La digitalisation des cartes de fidélité ne signe pas leur disparition
Alors que les applications mobiles et les portefeuilles numériques se multiplient, le support physique de la carte de fidélité n'a pas disparu des portefeuilles des consommateurs. Ce constat va à rebours des prévisions annonçant la fin du plastique dans les programmes de récompense. L'observation des pratiques récentes montre une coexistence plus nuancée qu'une simple substitution.
Une persistance du support physique dans les usages quotidiens
Les enseignes ont massivement investi dans leurs applications mobiles, proposant des cartes dématérialisées accessibles en quelques secondes. Pourtant, une partie des clients continue de présenter une carte physique en caisse. Plusieurs facteurs expliquent cette résistance. La carte plastique ne dépend pas de la batterie du téléphone, ne nécessite pas de connexion internet et fonctionne sans mise à jour logicielle.
Le geste de présenter une carte en caisse reste également ancré dans des habitudes anciennes. Pour certains consommateurs, notamment les plus âgés, le réflexe de sortir une carte du portefeuille demeure plus simple que de naviguer dans les menus d'une application. Les enseignes, conscientes de ces comportements, maintiennent souvent les deux supports en parallèle. Elles évitent ainsi de perdre une partie de leur clientèle lors des phases de transition numérique.

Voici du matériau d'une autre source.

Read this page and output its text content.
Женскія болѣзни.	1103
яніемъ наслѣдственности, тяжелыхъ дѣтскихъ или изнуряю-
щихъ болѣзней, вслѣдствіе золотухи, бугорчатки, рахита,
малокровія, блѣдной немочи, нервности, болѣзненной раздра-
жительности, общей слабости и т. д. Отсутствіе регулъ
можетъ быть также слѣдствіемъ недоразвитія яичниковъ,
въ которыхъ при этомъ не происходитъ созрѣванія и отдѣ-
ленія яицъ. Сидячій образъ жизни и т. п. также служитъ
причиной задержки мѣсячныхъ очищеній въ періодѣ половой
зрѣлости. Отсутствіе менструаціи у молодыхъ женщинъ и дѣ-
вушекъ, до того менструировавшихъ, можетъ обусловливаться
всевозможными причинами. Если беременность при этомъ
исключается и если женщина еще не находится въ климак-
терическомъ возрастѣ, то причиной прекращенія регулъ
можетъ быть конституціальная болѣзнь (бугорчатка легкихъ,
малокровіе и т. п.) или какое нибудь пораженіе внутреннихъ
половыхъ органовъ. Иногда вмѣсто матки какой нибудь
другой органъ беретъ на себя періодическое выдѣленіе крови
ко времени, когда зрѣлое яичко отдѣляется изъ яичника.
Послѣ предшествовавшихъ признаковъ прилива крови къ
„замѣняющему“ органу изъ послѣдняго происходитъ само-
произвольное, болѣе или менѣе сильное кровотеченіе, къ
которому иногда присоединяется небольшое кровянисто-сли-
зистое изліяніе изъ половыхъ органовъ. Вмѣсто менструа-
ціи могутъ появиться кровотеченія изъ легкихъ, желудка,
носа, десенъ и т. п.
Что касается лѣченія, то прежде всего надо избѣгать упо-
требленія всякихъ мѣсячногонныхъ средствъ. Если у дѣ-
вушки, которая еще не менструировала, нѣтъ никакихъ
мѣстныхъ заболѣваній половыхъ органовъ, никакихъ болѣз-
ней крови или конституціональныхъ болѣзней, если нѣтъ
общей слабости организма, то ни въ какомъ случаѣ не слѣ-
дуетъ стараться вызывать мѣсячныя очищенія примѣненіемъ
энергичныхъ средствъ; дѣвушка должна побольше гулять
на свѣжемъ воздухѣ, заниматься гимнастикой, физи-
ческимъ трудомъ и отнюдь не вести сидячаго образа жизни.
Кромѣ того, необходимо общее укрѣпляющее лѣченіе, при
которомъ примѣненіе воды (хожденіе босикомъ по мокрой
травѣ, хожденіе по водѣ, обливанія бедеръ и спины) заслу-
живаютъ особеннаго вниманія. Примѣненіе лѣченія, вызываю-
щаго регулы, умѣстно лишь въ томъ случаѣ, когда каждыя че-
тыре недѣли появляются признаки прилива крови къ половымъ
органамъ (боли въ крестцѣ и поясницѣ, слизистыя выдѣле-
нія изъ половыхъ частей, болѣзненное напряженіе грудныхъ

Les programmes les plus anciens, comme ceux des grandes surfaces ou des stations-service, ont construit leur succès sur une relation de long terme avec leurs adhérents. La carte physique représente alors un objet familier, parfois même un marqueur d'appartenance à un groupe de consommateurs réguliers.
Les limites pratiques de la dématérialisation totale
La digitalisation des cartes de fidélité se heurte à des contraintes concrètes dans certains environnements de vente. Dans les zones rurales ou les territoires mal couverts par les réseaux mobiles, l'affichage d'un code-barres sur un écran peut s'avérer impossible. Les caisses automatiques, équipées de lecteurs optimisés pour le papier, posent également des difficultés pour la lecture des écrans de téléphone.
La question de la sécurité constitue un autre frein à l'abandon complet du support physique. Les applications de fidélité concentrent des données personnelles et des historiques d'achat. Une carte plastique, elle, ne contient qu'un identifiant. Les consommateurs les plus prudents hésitent à multiplier les applications qui collectent leurs données de consommation. Ils préfèrent conserver un support neutre qui ne les relie pas directement à un profil numérique détaillé.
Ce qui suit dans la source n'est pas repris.